この国の治安が改善されて安定し、外務省の渡航情報にも警告が発出されなくなれば、観光客はより安心してこれらの遺産を観て回ることができるでしょう。もちろん、世界遺産に指定されていなくても雄大で美しい景色を臨める場所はたくさんあります。また、ガイドブックに載っていない史跡やお寺、自然の景観、その地域ならではのお祭りなどもまだまだたくさんあるようです。


オレンジライン


この国がこれらの貴重な観光資源を活かし、観光立国として再起を図るとしたら。その時、治安維持と共に徹底的に取り組まなければならない大きな問題は“ゴミ”問題だと言われています。大都市Colombo(コロンボ)の道端には悪臭を放つゴミや残飯の山が累々と。
代表的な観光地Negombo(ニゴンボ)も、高級ホテルの近辺は清掃されているものの少し離れた場所に行くと…。もちろんゴミ問題は今現在も取り組まれている主要課題ではありますが、ポイ捨て文化!?が根付いている国民性。これをどのように改善していくかは簡単ではないなあと思います。

polonnaruwa

私の主要な活動先のMahimpitiya(マーヒンピティヤ)という村では 、人口が少ない分、ゴミはKuliyapitiyaの町のようには目立ちません。
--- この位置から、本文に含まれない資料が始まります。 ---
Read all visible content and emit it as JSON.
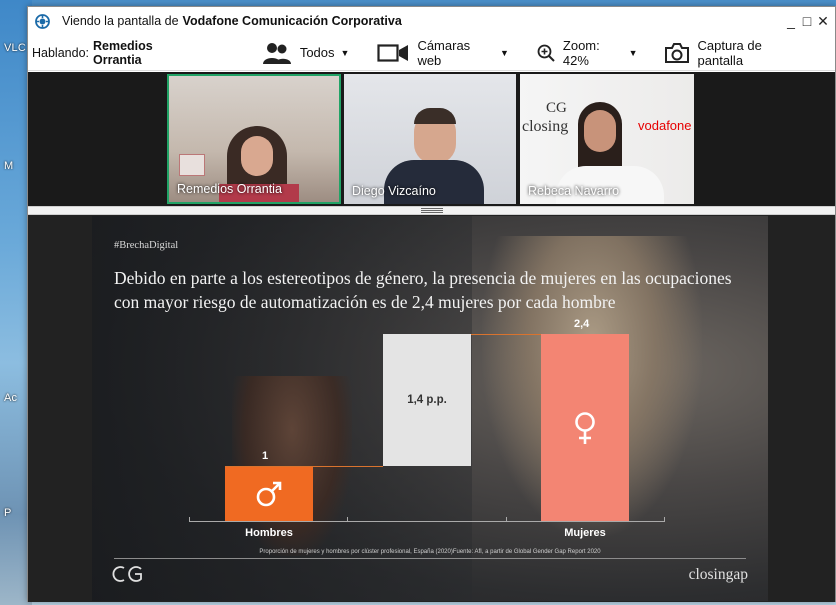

それでも、「ゴミはゴミ箱に入れる」「ゴミを持ち帰る」という意識は大人も子どもも皆無に近いです。

自然に帰るゴミばかりだった頃にはポイ捨ても問題なかったでしょう。この国の道徳観だけでなく、社会の急速な近代化の中で土に戻らないゴミが折角の景観も汚しています。加えてそれらのゴミはデング熱などの感染症の拡大にも悪影響を及ぼしているのです。…もったいなくも捨てられる大量の残飯ゴミの話はまた別の機会に…。